Ce petit jeu d’usure a duré un bon moment… tout en sourdine.

Et que croyez-vous qu’ils firent après ça ? Rien. Sinon qu’ils repartirent en pagayant et en chantonnant un air de reggae*, aussi mystérieusement qu’ils étaient venus.

 


Alors la porte de la maison blanche s’ouvrit. Un homme en uniforme apparut sur le perron.

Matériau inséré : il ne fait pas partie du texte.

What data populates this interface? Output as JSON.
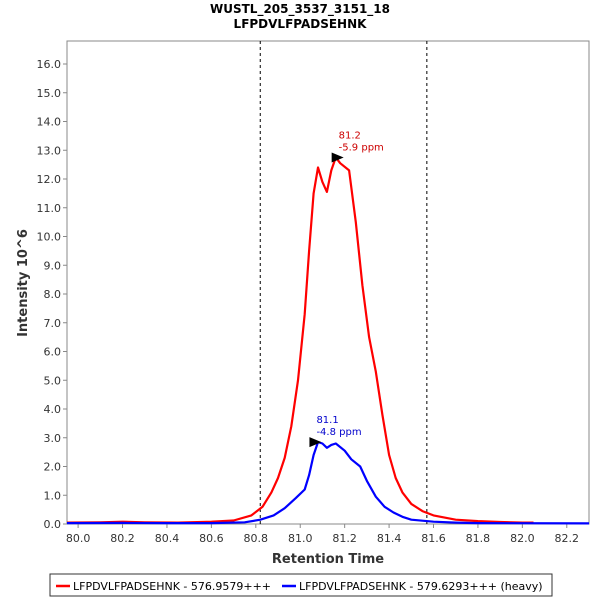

Un sourire narquois aux lèvres, il suivait à la jumelle le départ du Pythagore…

Après l’épisode de ces " pirates " plutôt pacifiques qui leur firent plus de peur que de mal, Anna et Marc pensèrent avoir atteint un pic d’hostilité chronique sans précédent envers l’Administration maritime anglaise.


*Grenadines : archipel (anglais) du sud des Antilles dans la mer des Caraïbes.

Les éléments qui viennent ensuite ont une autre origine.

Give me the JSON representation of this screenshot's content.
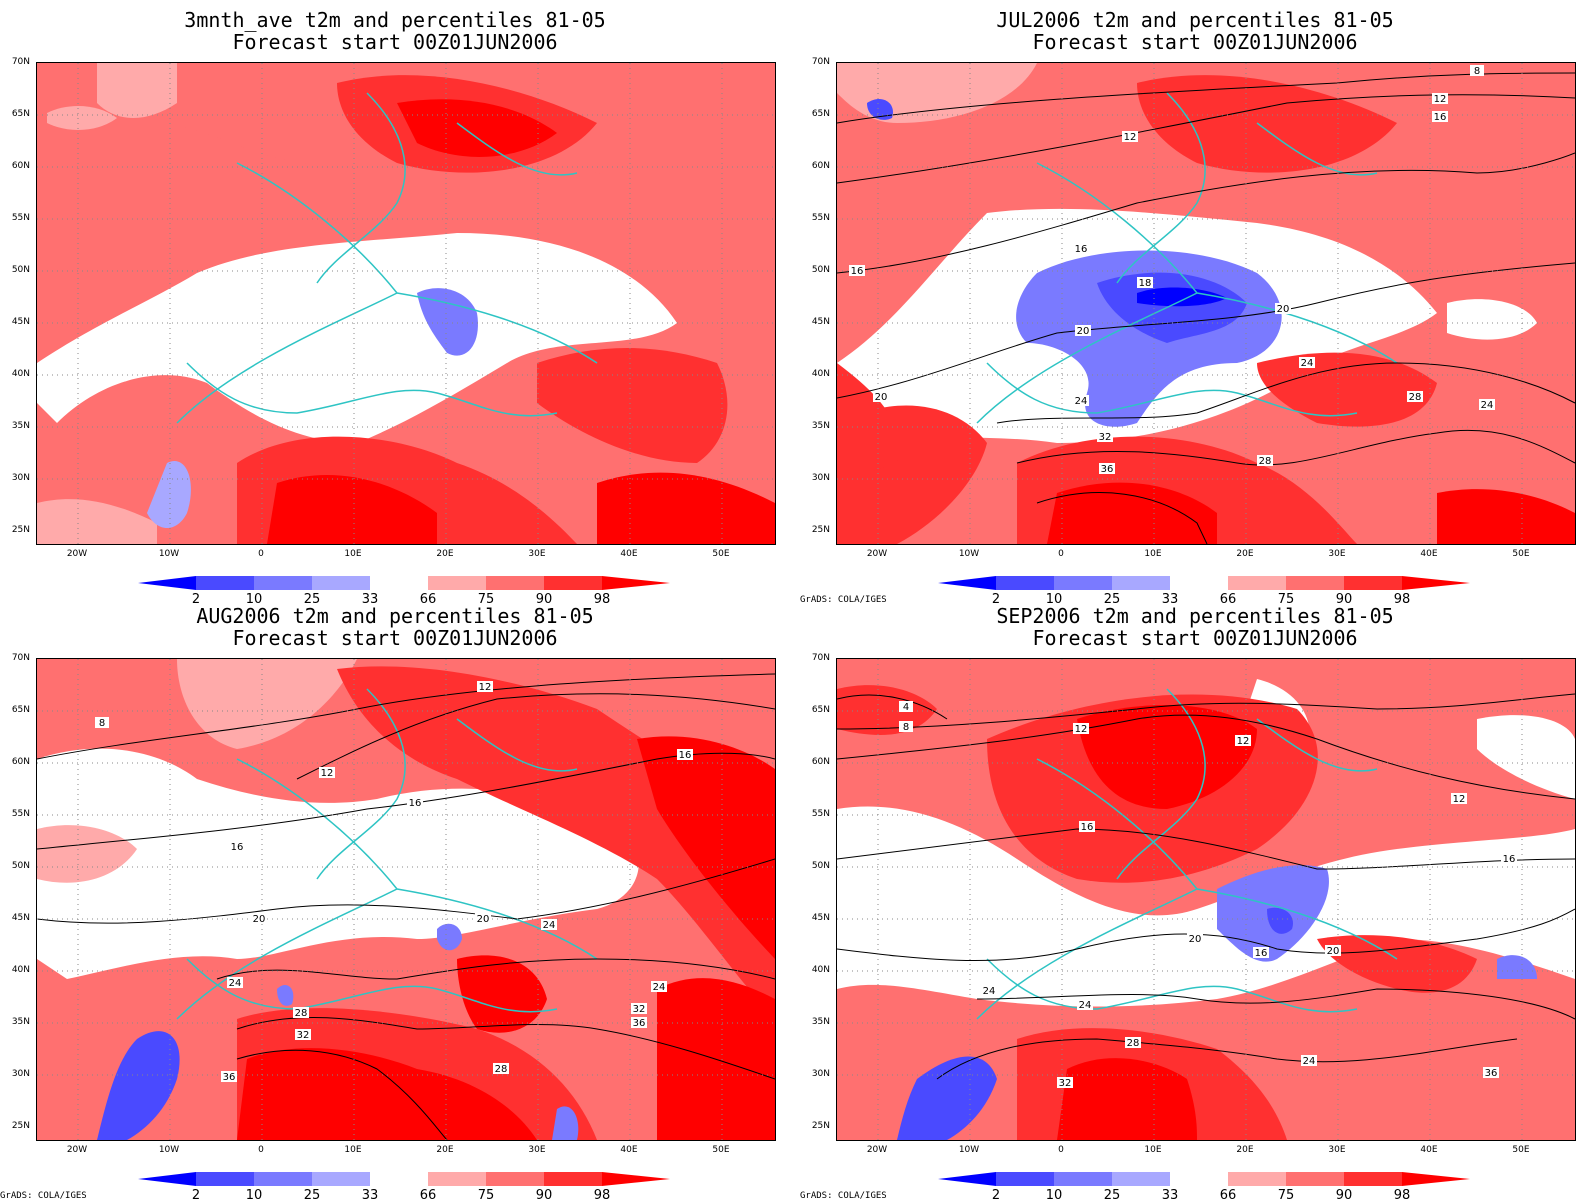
{
  "credit": "GrADS: COLA/IGES",
  "lat_labels": [
    "70N",
    "65N",
    "60N",
    "55N",
    "50N",
    "45N",
    "40N",
    "35N",
    "30N",
    "25N"
  ],
  "lon_labels": [
    "20W",
    "10W",
    "0",
    "10E",
    "20E",
    "30E",
    "40E",
    "50E"
  ],
  "colorbar": {
    "levels": [
      "2",
      "10",
      "25",
      "33",
      "66",
      "75",
      "90",
      "98"
    ],
    "colors": [
      "#0000ff",
      "#4a4aff",
      "#7a7aff",
      "#a8a8ff",
      "#ffffff",
      "#ffaaaa",
      "#ff7070",
      "#ff3030",
      "#ff0000"
    ]
  },
  "panels": [
    {
      "title1": "3mnth_ave t2m and percentiles 81-05",
      "title2": "Forecast start 00Z01JUN2006",
      "contours": []
    },
    {
      "title1": "JUL2006 t2m and percentiles 81-05",
      "title2": "Forecast start 00Z01JUN2006",
      "contours": [
        "8",
        "12",
        "12",
        "16",
        "16",
        "16",
        "18",
        "20",
        "20",
        "20",
        "24",
        "24",
        "24",
        "28",
        "28",
        "32",
        "36"
      ]
    },
    {
      "title1": "AUG2006 t2m and percentiles 81-05",
      "title2": "Forecast start 00Z01JUN2006",
      "contours": [
        "8",
        "12",
        "12",
        "16",
        "16",
        "16",
        "20",
        "20",
        "24",
        "24",
        "24",
        "28",
        "32",
        "36",
        "28",
        "32",
        "36"
      ]
    },
    {
      "title1": "SEP2006 t2m and percentiles 81-05",
      "title2": "Forecast start 00Z01JUN2006",
      "contours": [
        "4",
        "8",
        "12",
        "12",
        "12",
        "16",
        "16",
        "16",
        "20",
        "20",
        "24",
        "24",
        "24",
        "28",
        "32",
        "36"
      ]
    }
  ]
}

*Wallilabou : baie de l’île de Saint-Vincent réputée pour sa dangerosité : souvent des actes de piraterie y sont commis et malgré le poste de douane qui y est implanté (ici : maison blanche avec l’homme en uniforme). C’est pour cette raison que l’endroit est déserté par les plaisanciers, sauf que nos amis marins l’ignoraient.

*Zodiac : canot pneumatique semi-rigide, souvent muni d’un puissant moteur pour les déplacements rapides. *mousqueton : système d’accrochage métallique rapide et sûr.

*dreadlocks : mèches de cheveux emmêlées, propres aux Rastas.

*reggae : musique jamaïcaine très rythmée, issue du rock et du ska, dont Bob Marley est l’ambassadeur.